Une femme que l’on tente de spolier ne reste pas inactive. Prenons le cas de la dame Téhénout[159]. Son père s’était remarié avec la dame Sénebtisy et avait établi un contrat de legs pour elle et pour ses enfants ; or, Téhénout porta plainte contre lui, non à cause de cette union à laquelle elle ne pouvait s’opposer, mais parce que son père avait disposé de biens qui appartenaient à sa fille. Elle en dressa la liste et exigea qu’ils lui soient restitués. Puisqu’ils lui avaient été légués, ils lui appartenaient ; à elle, et à personne d’autre.
Le testament de la dame Naunakhté
En l’an 3 du règne de Ramsès V, la dame Naunakhté, « La cité est puissante », habitait le village de Deir el-Médineh[160].
Âgée, disposant de quelques richesses, elle songea à rédiger son testament, puisque, selon ses propres termes, elle était « une femme libre du pays de Pharaon ».
Se penchant sur son passé, elle constata qu’elle avait élevé huit personnes, enfants et serviteurs ; à ces êtres chers, elle avait donné le moyen de fonder un foyer et de l’équiper, en leur octroyant les biens nécessaires. Difficile d’être plus généreuse… Mais quelle ingratitude de la part de ceux qu’elle avait comblés de ses bienfaits ! La plupart l’avaient délaissée, parce qu’elle était vieille.

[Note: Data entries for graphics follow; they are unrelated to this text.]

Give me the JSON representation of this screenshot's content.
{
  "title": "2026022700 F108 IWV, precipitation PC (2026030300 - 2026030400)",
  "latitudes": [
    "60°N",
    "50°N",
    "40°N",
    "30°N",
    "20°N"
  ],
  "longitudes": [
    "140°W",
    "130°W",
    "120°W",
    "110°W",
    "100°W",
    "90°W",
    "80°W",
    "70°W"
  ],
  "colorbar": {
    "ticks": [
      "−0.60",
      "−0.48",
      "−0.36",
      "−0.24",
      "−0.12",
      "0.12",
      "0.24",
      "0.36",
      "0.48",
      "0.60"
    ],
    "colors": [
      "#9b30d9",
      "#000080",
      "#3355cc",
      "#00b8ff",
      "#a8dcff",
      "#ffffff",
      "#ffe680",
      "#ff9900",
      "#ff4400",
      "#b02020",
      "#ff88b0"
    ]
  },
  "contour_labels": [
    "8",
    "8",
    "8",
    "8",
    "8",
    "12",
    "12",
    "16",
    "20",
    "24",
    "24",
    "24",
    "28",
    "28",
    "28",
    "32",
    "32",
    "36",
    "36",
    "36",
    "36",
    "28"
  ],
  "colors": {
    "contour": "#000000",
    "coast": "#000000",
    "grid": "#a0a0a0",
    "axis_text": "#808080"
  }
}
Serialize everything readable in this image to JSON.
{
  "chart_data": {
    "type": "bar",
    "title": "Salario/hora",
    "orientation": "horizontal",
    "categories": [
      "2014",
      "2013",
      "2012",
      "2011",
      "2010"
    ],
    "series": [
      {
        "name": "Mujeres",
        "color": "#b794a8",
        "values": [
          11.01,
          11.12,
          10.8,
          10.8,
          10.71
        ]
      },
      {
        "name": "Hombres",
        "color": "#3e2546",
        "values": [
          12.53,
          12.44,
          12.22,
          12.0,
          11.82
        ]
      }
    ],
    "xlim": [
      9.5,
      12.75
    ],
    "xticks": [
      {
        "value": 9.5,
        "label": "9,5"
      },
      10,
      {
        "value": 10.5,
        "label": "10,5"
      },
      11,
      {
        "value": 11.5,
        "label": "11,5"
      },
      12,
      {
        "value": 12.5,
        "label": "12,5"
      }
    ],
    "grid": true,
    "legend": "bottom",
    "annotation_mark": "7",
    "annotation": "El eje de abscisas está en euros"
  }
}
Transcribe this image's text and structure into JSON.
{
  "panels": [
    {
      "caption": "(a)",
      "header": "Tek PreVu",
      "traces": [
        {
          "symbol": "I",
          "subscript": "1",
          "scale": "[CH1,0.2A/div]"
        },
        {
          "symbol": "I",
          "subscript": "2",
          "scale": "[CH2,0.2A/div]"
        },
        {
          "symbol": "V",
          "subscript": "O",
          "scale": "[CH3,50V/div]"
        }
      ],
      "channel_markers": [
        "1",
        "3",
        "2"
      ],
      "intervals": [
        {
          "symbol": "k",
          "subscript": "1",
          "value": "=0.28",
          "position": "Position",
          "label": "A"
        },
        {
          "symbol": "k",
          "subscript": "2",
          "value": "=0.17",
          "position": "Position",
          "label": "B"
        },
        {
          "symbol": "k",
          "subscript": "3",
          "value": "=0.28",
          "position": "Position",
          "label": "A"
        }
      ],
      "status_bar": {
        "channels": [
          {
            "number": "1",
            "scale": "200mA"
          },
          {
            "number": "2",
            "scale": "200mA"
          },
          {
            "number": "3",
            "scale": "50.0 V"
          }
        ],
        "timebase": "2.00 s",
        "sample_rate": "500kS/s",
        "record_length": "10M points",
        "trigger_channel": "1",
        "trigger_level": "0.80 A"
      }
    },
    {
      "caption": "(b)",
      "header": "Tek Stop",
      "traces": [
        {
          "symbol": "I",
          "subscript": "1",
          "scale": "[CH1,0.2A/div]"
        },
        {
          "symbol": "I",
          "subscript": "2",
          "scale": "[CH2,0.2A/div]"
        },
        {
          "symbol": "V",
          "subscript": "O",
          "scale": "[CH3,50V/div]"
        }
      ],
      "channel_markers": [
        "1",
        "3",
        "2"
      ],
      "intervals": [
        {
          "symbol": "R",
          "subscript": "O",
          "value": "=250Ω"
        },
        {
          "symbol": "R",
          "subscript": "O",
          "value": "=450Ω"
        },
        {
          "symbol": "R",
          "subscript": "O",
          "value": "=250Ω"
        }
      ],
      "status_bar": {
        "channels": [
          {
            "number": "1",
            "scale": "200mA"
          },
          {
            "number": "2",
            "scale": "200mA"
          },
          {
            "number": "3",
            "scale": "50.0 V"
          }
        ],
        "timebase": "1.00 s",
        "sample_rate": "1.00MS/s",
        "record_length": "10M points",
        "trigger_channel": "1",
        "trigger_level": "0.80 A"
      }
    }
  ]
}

Naunakhté prit une décision spectaculaire. Elle légua ce qu’elle possédait à qui « mettrait la main sur la sienne », c’est-à-dire à qui prêterait assistance à une vieille dame, sans rien attendre en retour. « À celui qui aura pris soin de moi, déclara-t-elle devant témoin, je léguerai une partie de mes biens ; à celui qui ne l’aura pas fait, je ne donnerai rien ».
C’est pourquoi quatre enfants furent déshérités ; ils auraient pu obtenir la part d’héritage de leur père, un scribe, mais il est probable que ce dernier se rangea à l’avis de sa femme et déshérita, lui aussi, ces enfants ingrats.
Naunakhté fit bénéficier de ses largesses trois artisans, dont l’un reçut une aiguière en métal valant dix sacs de blé, et deux femmes. Et la sentence du tribunal fut dépourvue d’ambiguïté : « Quant aux écrits qu’a rédigés la dame Naunakhté au sujet de ses biens, ils demeureront tels quels, très exactement ».